Positive Impacts of ICT
Access to information:
Possibly the greatest effect of ICT on individuals is the huge increase in access to information and services that has accompanied the growth of the Internet. Some of the positive aspects of this increased access are better, and often cheaper, communications, such as VoIP phone and Instant Messaging. In addition, the use of ICT to access information has brought new opportunities for leisure and entertainment, the facility to make contacts and form relationships with people around the world, and the ability to obtain goods and services from a wider range of suppliers.
Improved access to education, e.g. distance learning and on-line tutorials.
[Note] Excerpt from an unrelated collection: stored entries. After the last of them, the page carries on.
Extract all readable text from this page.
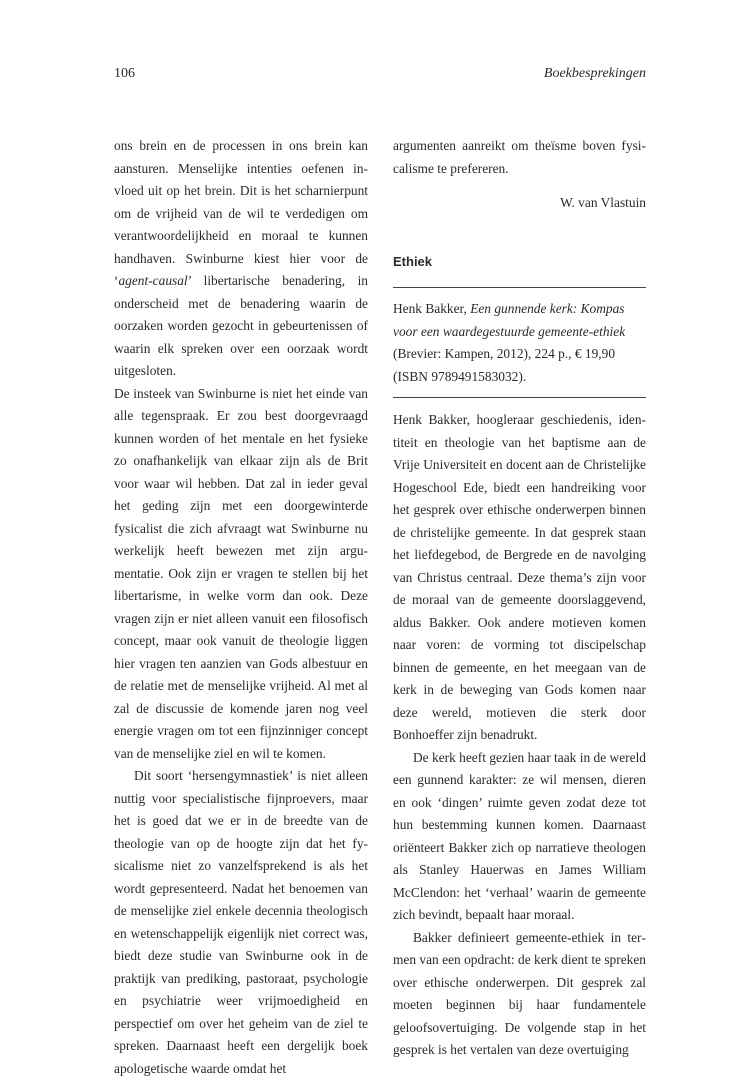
106	Boekbesprekingen

ons brein en de processen in ons brein kan aansturen. Menselijke intenties oefenen invloed uit op het brein. Dit is het scharnierpunt om de vrijheid van de wil te verdedigen om verantwoordelijkheid en moraal te kunnen handhaven. Swinburne kiest hier voor de ‘agent-causal’ libertarische benadering, in onderscheid met de benadering waarin de oorzaken worden gezocht in gebeurtenissen of waarin elk spreken over een oorzaak wordt uitgesloten.

De insteek van Swinburne is niet het einde van alle tegenspraak. Er zou best doorgevraagd kunnen worden of het mentale en het fysieke zo onafhankelijk van elkaar zijn als de Brit voor waar wil hebben. Dat zal in ieder geval het geding zijn met een doorgewinterde fysicalist die zich afvraagt wat Swinburne nu werkelijk heeft bewezen met zijn argumentatie. Ook zijn er vragen te stellen bij het libertarisme, in welke vorm dan ook. Deze vragen zijn er niet alleen vanuit een filosofisch concept, maar ook vanuit de theologie liggen hier vragen ten aanzien van Gods albestuur en de relatie met de menselijke vrijheid. Al met al zal de discussie de komende jaren nog veel energie vragen om tot een fijnzinniger concept van de menselijke ziel en wil te komen.

Dit soort ‘hersengymnastiek’ is niet alleen nuttig voor specialistische fijnproevers, maar het is goed dat we er in de breedte van de theologie van op de hoogte zijn dat het fysicalisme niet zo vanzelfsprekend is als het wordt gepresenteerd. Nadat het benoemen van de menselijke ziel enkele decennia theologisch en wetenschappelijk eigenlijk niet correct was, biedt deze studie van Swinburne ook in de praktijk van prediking, pastoraat, psychologie en psychiatrie weer vrijmoedigheid en perspectief om over het geheim van de ziel te spreken. Daarnaast heeft een dergelijk boek apologetische waarde omdat het

argumenten aanreikt om theïsme boven fysicalisme te prefereren.

W. van Vlastuin
Ethiek
Henk Bakker, Een gunnende kerk: Kompas voor een waardegestuurde gemeente-ethiek (Brevier: Kampen, 2012), 224 p., € 19,90 (ISBN 9789491583032).

Henk Bakker, hoogleraar geschiedenis, identiteit en theologie van het baptisme aan de Vrije Universiteit en docent aan de Christelijke Hogeschool Ede, biedt een handreiking voor het gesprek over ethische onderwerpen binnen de christelijke gemeente. In dat gesprek staan het liefdegebod, de Bergrede en de navolging van Christus centraal. Deze thema’s zijn voor de moraal van de gemeente doorslaggevend, aldus Bakker. Ook andere motieven komen naar voren: de vorming tot discipelschap binnen de gemeente, en het meegaan van de kerk in de beweging van Gods komen naar deze wereld, motieven die sterk door Bonhoeffer zijn benadrukt.

De kerk heeft gezien haar taak in de wereld een gunnend karakter: ze wil mensen, dieren en ook ‘dingen’ ruimte geven zodat deze tot hun bestemming kunnen komen. Daarnaast oriënteert Bakker zich op narratieve theologen als Stanley Hauerwas en James William McClendon: het ‘verhaal’ waarin de gemeente zich bevindt, bepaalt haar moraal.

Bakker definieert gemeente-ethiek in termen van een opdracht: de kerk dient te spreken over ethische onderwerpen. Dit gesprek zal moeten beginnen bij haar fundamentele geloofsovertuiging. De volgende stap in het gesprek is het vertalen van deze overtuiging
New ways of learning, e.g. interactive multi-media and virtual reality. New job opportunities, e.g. flexible and mobile working, virtual offices and jobs in the communications industry.
New tools, new opportunities:
The second big effect of ICT is that it gives access to new tools that did not previously exist.
Negative Impacts of ICT
Job loss: One of the largest negative effects of ICT can be the loss of a person’s job. This has both economic consequences, loss of income, and social consequences, loss of status and self esteem. Job losses may occur for several reasons, including: Manual operations being replaced by automation. e.g. robots replacing people on an assembly line. Job export. e.g. data processing work being sent to other countries where operating costs are lower. Multiple workers being replaced by a smaller number who are able to do the same amount of work. e.g. A worker on a supermarket checkout can serve more customers per hour if a bar-code scanner linked to a computerized till is used to detect goods instead of the worker having to enter the item and price manually.